The non-Abelian geometry, topology, and dynamics of a nonreciprocal Su-Schrieffer-Heeger ladder (2502.04888v1)

Abstract: Non-Hermiticity breaks down the adiabaticity and naturally leads to the non-Abelian behaviors in multi-band systems. Here we consider a multi-band, non-Hermitian ladder model with the two legs being the nonreciprocal Su-Schrieffer-Heeger chains. We thoroughly study how the non-Abelian geometry, topology, and dynamics emerge in this model at the onset of inter-leg coupling. Under periodic boundary conditions, by defining a gauge-invariant winding number for chiral symmetric systems, we analytically give the exact topological phase diagram. With the aid of underlying symmetries generalized for non-Hermitian systems, we further refine the phase diagram by the geometry of band structure. In the pseudo-Hermitian symmetric regime, we find that the stable non-Abelian dynamics of a Bloch state under an external constant force can be well described in some conditions of the force by the Wilson line constructed for non-Hermitian systems.
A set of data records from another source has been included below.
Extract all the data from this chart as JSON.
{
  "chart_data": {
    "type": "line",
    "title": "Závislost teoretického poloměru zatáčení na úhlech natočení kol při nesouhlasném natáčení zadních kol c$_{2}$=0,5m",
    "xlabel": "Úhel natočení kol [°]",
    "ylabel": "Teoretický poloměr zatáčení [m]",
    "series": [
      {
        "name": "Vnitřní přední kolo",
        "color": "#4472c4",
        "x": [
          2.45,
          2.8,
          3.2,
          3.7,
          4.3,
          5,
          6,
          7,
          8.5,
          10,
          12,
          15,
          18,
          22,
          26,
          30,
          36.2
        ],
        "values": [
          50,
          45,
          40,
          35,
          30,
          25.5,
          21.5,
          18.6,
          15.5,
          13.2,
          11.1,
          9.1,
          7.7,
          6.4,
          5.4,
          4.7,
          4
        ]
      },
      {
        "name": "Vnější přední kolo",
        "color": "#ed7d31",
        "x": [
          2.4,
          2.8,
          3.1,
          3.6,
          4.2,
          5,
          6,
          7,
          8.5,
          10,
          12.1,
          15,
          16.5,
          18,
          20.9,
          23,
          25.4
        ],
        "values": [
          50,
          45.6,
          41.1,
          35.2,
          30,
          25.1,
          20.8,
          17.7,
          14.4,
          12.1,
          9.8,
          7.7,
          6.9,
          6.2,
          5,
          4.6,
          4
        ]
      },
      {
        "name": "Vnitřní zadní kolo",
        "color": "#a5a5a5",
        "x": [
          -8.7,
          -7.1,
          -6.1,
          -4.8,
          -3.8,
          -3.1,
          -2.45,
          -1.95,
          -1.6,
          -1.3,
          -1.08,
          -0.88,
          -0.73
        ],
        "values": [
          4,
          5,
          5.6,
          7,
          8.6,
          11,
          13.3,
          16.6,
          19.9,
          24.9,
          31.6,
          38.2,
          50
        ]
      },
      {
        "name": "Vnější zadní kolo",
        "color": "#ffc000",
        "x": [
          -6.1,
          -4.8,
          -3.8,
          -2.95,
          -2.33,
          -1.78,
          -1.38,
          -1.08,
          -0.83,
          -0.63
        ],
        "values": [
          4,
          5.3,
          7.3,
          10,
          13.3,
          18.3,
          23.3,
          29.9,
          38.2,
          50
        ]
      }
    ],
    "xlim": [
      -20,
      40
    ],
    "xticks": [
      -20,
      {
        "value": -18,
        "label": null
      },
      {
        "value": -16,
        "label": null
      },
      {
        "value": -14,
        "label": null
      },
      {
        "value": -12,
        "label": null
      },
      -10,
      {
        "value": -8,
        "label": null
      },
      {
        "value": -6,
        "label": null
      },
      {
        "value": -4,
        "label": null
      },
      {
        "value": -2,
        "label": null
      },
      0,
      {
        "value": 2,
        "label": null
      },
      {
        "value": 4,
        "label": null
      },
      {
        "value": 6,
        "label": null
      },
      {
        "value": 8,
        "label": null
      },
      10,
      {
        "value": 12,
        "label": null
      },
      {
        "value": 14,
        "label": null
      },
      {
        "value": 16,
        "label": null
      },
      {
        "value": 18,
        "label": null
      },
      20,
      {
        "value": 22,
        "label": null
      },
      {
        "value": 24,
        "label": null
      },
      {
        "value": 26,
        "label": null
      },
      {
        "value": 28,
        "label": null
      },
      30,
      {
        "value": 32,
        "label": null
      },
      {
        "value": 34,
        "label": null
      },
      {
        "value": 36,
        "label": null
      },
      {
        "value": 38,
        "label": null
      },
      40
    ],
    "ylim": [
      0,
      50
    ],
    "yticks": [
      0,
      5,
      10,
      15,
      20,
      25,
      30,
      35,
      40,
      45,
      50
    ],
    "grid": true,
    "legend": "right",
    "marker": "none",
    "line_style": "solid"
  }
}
Under open boundary conditions, we also find that the bulk-boundary correspondence survives in the thermodynamic limit but breaks down for finite-size systems with the leg-dependent non-Hermitian skin effect (NHSE), demonstrating the so-called critical NHSE, of which the decaying length of the bulk skin modes $\xi$ varies with the system size $L$ and is numerically verified to satisfy the scale-free power law $\xi\propto L$. Our work may stimulate more focuses on the non-Abelian properties of the non-Hermitian/open quantum systems.